Ok. So growing up in the deep South, even though I did so from 3rd grade on in the big ole' city of Houston... some things get absorbed without you even noticing. Call it familial osmosis. Some random stupid things and some great things get absorbed by your childhood irrational mind without your consent. For example: I'm usually polite, I know what good etiquette is even if I don't choose to follow it all the time. I like to be on time, I can handle heat outside if I need to, I'm not afraid of water even when I can't see through it, the list could go on. One of the weird strange stupid things though is that... my bladder can be shy. My grandmother taught me that girls don't admit that they have a TOM or that they poop, my mom reinforced this by being ashamed of herself for pooping too. Some excerpts from my grandmother's teachings and my mom's actions: If you have to dispose of feminine products, you cover them up in the trash COMPLETELY no matter if it takes an entire roll of toilet paper. If you do have to go to the bathroom you never say why, or if pressed say you have to pee. Never leave a smell in the bathroom, and if you need to spray air freshener do so when you are flushing the toilet because then no one will hear you spray it. If you have to pass gas, and you should NEVER need to then do so in some way where no one ever knows. My mom wouldn't even do so post-hysterectomy until the doctor told her she had to or she couldn't leave the hospital. She was absolutely mortified when he then made her do it with him and I in the room to prove that she did. THAT was funny.

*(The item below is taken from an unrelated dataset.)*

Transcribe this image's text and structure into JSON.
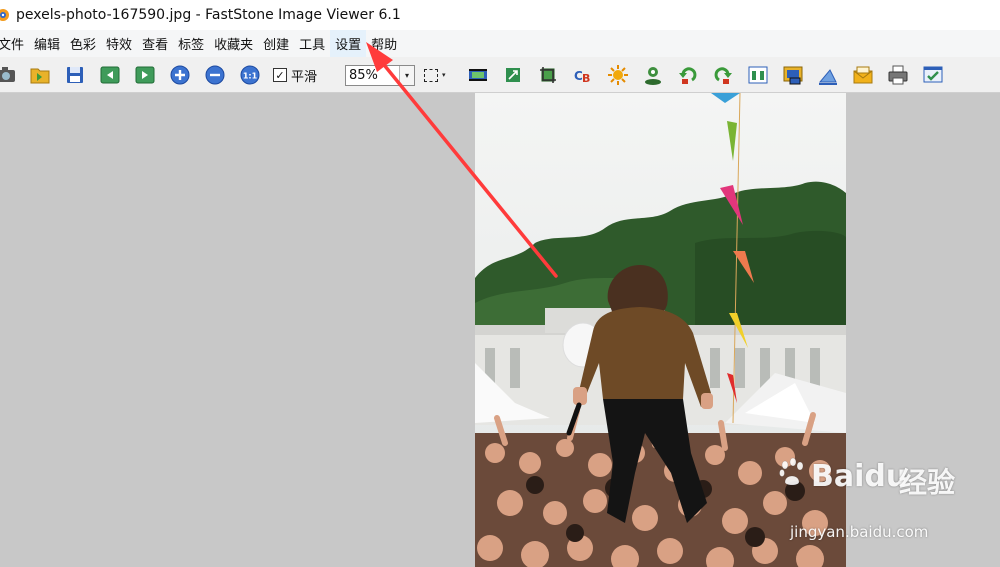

At least I'm not as much a slave to this stupid brainwashing as my poor mother is. Think shitbreak from American Pie. She can't go to the bathroom in a hotel room with anyone else present. Her boyfriend of 6 years has never been in the same house with her when she took a poo. Ever. On a cruise we took she had to have us leave the room, go to a different deck, and then we'd all catch up to get off the boat for the day. She goes days without sometimes it's so shy. Think Elliot from Scrubs but less adorably neurotic and more insane. She can with me around at least... yay me???

Moving on.... SP's family's house on the farm has 1.5 baths, but I didn't discover the .5 until day 3. The one main bath is literally in the center of the house. I have very good hearing, though I found out later no one who works on or grew up on a farm does thanks to all the equipment, guns, etc. I could hear what was going on in this bathroom in every room of the house (unless TV's were on very loudly and then that only saved the inhabitants of that room), including the basement thanks to the laundry chute right next to the toilet. This freaked me out intensely upon arriving there after a 16 hour car ride. How could I do the no-no in this house?! Somehow I can go ok in public places as long as no one else is in the public bathroom.... and I was flooded with thoughts of how that was going to work out over 12 days!! Immediate deep south terror! None of which would I DARE tell my boyfriend because I can't TALK about these things!!! That would be worse than the fact that I don't actually poop candy.

I ran the shower while I peed the first time, then I went to shower after I was done. That first night there we actually went to a friend's of his, and they had 2 bathrooms far from the action!!! I was so relieved it was ridiculous. They tried to get me drunk. I proceeded to make drunken comment about bathrooms that somehow got misconstrued as me being a pretentious Texan who expected all houses to be large and have multiple bathrooms. Which pissed off SP, who of course in his drink enhanced state pressed the issue and called me a pretentious Texan. I spluttered and apologized and told him he misconstrued my comment. He asked how. I was speechless. There was no way I could explain this to him... and his friends. In fact, I was paralyzed trying to decide what was better... these people thinking I was a bitch (this was his best friend and the wife of the best friend etc., important people in other words) or them knowing I poop. I couldn't make myself admit to the poop. I felt like such an ass for making myself look like a bitch to hide my sad inability to poop rainbows.

I FINALLY broke down and told SP what that was all about on the drive back from WI (11 days after this happened). He laughed his ass off at me, then of course asked why I didn't just say so... told me it was much much worse to leave it the way I did, blah blah. I'm still sad I actually poop regular poop though. :(

1 comment:

  1. OMG I just laughed as hard as I could without waking the kiddo up. I have never noticed your fecal tendencies. You know me though, I talk about poop and butts all the time and I fart as loud as possible around friends and have urinated on a fire hydrant for fun. What's pretentious about wanting a lot of bathrooms?